LAWRENCE STEIGRAD FINE ARTS

Old Master Paintings, Drawings, and British Portraits

PIETER ARNOUT DIJXHOORN, Ships at Sea in a Stiff Wind

PIETER ARNOUT DIJXHOORN (Rotterdam 1810 – Groningen 1839)

Ships at Sea in a Stiff Wind

signed and dated P.A. Dijxhoorn F 1838 in the lower left

oil on panel

19 ½ x 24 ½ inches          (49.8 x 62.7 cm)


PROVENANCE

Private Collection, The Netherlands

 

Pieter Arnout Dijxhoorn was a student of Martinus Schouman and Johannes Christiaan Schotel. He was known for marine subjects as well as river views. From 1832 – 1838 he exhibited at contemporary art exhibitions in Amsterdam, The Hague, and Rotterdam. Pieter A. Scheen in his monumental dictionary Lexicon Nederlandse Beeldende Kunsternaars 1750 – 1880 remarking on the quality of Dijxhoorn’s work stated “het is daarom zeer te betreuren dat deze begaafde schilder 20 vroeg gestorven is”, (it is therefore very regrettable that this talented painted died so young). [1] Works by the artist formed part of the permanent collections of the Koninklijk Museum voor Schone Kunsten, Brussels, and the Maritime Museum, Rotterdam. Remarkably given the brevity of Dijxhoorn’s career, he is in basically every important artist dictionary that covers the period, which included besides Scheen, the works of Emmanuel Benezit, Michael Bryan, H. van Hall, J. Immerzeel, Huib Luns, G.H. Marius, A. Plasschaert, Adolphe Siret, Thieme-Becker, and Alfred von Wurzbach among others. The dramatic quality of such a work as Ships at Sea in a Stiff Wind provides the explanation.

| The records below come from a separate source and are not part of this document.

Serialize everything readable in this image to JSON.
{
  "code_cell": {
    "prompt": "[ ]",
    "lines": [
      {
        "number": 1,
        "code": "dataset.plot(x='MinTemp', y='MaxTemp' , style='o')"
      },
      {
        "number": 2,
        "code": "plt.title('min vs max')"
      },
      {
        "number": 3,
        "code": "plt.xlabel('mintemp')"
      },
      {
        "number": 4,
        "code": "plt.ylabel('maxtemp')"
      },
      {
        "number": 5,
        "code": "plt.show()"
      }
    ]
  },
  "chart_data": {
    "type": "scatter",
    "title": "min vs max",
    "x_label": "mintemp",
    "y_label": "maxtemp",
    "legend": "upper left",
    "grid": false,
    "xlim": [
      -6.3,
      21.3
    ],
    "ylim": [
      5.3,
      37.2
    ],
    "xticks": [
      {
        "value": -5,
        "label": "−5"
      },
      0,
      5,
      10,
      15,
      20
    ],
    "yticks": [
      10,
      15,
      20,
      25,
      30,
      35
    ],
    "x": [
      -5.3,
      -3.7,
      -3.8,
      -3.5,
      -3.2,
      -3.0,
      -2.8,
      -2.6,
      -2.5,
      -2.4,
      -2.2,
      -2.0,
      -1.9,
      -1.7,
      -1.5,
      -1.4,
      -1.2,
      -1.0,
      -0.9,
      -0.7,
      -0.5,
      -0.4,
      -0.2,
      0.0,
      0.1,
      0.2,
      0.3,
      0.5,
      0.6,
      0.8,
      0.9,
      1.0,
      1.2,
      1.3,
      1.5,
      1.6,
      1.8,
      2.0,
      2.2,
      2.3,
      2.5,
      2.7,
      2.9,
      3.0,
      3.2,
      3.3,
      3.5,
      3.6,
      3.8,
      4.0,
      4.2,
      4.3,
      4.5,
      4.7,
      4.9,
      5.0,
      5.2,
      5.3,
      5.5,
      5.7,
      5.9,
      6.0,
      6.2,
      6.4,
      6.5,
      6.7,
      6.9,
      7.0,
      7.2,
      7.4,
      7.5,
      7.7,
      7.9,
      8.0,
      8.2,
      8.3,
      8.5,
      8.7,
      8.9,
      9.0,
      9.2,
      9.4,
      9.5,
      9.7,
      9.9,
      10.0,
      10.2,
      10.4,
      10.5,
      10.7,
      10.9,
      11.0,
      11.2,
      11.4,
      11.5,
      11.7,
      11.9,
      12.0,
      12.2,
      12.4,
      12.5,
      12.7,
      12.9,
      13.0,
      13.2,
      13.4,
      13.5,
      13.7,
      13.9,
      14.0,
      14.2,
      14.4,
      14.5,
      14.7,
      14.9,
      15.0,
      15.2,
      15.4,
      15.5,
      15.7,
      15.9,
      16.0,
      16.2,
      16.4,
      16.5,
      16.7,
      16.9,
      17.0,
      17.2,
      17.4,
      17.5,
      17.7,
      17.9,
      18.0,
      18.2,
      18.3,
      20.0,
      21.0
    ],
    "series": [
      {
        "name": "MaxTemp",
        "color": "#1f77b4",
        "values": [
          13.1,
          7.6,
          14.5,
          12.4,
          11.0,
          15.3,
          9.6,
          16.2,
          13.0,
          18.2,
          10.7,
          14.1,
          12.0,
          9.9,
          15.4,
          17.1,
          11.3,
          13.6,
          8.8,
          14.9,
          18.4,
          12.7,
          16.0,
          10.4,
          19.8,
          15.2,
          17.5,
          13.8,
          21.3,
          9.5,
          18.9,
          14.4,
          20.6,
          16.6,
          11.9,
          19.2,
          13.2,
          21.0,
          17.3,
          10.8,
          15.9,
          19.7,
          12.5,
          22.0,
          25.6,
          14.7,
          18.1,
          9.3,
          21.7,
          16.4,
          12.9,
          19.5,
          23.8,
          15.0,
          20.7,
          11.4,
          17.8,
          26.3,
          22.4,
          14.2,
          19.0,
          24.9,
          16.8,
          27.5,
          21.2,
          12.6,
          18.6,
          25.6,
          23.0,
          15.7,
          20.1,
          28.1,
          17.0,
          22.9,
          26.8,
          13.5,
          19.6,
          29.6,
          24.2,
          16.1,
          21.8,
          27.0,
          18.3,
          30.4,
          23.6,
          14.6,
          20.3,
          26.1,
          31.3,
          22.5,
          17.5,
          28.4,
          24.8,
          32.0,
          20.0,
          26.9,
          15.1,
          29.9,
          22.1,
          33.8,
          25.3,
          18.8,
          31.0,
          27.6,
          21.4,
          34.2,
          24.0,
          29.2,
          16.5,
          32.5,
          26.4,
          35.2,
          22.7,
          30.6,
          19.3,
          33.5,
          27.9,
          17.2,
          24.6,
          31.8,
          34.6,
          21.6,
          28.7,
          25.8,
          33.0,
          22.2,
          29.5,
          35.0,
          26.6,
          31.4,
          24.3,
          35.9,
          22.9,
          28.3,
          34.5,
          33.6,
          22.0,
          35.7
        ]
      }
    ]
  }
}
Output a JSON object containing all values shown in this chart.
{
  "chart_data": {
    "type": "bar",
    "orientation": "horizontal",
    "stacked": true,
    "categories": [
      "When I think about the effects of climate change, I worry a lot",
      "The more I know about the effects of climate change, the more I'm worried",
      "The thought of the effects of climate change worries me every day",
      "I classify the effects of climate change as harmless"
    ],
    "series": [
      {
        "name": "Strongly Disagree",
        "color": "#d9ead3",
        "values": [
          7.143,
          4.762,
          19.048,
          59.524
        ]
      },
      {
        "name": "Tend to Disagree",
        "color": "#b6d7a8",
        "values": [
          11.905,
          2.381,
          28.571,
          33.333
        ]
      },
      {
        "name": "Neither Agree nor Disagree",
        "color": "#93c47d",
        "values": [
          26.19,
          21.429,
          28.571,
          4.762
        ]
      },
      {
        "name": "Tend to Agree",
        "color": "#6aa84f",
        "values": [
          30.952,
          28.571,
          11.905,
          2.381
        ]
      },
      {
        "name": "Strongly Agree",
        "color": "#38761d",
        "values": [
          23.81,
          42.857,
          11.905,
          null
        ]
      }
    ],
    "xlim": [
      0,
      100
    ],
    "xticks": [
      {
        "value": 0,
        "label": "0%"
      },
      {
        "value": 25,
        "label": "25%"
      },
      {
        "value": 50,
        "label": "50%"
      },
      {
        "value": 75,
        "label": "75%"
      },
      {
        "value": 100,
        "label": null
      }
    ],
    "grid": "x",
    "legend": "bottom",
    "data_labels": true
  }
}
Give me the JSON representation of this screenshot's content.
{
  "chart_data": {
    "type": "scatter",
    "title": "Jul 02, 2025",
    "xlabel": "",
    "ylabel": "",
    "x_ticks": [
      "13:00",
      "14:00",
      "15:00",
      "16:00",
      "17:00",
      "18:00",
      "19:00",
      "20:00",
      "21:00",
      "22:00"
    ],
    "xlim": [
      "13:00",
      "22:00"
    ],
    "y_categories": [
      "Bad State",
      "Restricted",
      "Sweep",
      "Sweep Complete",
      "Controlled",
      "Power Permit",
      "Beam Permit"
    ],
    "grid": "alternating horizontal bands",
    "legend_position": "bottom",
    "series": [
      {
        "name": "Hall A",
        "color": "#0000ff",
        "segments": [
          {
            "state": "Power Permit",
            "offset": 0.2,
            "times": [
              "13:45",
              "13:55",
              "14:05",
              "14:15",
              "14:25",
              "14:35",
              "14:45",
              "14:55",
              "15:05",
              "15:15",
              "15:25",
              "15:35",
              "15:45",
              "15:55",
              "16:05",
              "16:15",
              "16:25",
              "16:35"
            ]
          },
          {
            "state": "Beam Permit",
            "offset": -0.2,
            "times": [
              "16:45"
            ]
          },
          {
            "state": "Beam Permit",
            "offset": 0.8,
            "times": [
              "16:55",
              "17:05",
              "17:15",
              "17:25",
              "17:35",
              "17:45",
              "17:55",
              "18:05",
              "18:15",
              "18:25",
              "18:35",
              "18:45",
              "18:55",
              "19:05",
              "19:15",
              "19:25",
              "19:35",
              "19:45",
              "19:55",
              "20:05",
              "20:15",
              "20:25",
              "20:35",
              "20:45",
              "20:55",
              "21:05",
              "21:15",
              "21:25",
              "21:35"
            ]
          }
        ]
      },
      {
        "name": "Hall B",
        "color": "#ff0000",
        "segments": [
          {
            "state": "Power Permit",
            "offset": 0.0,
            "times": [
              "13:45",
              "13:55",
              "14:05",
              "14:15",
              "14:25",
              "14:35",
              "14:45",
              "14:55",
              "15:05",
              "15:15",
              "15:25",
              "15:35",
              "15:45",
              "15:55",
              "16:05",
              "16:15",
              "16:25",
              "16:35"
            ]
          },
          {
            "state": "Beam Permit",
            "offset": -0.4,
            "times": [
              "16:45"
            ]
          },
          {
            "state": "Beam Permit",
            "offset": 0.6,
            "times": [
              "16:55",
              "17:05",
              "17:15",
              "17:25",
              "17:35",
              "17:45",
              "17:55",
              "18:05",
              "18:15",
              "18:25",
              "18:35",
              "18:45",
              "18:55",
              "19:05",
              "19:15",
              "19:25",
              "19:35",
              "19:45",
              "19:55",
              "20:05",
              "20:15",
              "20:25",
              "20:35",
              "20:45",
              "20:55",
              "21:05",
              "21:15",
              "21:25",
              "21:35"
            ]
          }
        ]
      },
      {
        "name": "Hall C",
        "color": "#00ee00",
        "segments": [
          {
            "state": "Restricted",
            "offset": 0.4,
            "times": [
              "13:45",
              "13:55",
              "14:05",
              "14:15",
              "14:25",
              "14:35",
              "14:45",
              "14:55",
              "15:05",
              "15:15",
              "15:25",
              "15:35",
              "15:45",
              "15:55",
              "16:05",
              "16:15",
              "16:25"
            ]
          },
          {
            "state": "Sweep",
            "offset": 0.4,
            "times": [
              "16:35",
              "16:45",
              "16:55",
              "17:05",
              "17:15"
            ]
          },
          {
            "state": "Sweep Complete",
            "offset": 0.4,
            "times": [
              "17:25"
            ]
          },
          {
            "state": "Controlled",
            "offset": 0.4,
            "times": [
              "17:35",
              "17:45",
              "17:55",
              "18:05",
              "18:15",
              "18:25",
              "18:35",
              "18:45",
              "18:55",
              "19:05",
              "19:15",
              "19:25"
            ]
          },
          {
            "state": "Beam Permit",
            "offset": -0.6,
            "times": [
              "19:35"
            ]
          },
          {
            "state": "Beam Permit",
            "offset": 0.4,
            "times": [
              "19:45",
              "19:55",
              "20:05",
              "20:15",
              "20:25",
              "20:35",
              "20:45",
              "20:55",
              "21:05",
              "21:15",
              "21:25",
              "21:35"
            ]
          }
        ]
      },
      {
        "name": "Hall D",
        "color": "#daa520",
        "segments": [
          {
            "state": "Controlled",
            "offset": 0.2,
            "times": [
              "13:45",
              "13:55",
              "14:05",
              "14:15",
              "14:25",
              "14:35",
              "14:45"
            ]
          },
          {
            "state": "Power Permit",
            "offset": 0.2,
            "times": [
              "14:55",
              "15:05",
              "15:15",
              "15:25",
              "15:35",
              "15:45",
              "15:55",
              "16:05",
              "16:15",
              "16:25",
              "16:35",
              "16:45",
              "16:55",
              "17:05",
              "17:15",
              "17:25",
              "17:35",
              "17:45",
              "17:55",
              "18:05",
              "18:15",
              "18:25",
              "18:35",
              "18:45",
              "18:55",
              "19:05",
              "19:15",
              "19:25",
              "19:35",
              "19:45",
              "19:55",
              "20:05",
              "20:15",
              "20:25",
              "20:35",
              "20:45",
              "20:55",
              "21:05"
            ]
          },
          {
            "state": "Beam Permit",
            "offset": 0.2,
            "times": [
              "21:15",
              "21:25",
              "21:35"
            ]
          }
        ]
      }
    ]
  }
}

In this panel two sailing vessels and a skiff ride upon a sea of spiky waves under tempestuous skies that loom overhead. The artist employed a low vantage point which enabled him to silhouette the sailboats against a sky which makes up three-quarters of the composition. A small respite of sunlight breaks through the gathering storm clouds to illuminate a pathway upon the agitated waves. The boundaries of the scene feel endless and that is exactly Dijxhoorn’s intent. Beautifully rendered, the primacy of nature is on full display, full adherence, to the tenets of Romanticism, the guiding doctrine of the period.


[1] Biographical information taken from Pieter A. Scheen, “Pieter Arnout Dijxhoorn” in Lexikon Nederlandse Beeldende Kunstenaars 1750 – 1880, Uitgevij Pieter A. Scheen BV’s – Gravenhage, 1981, p. 131.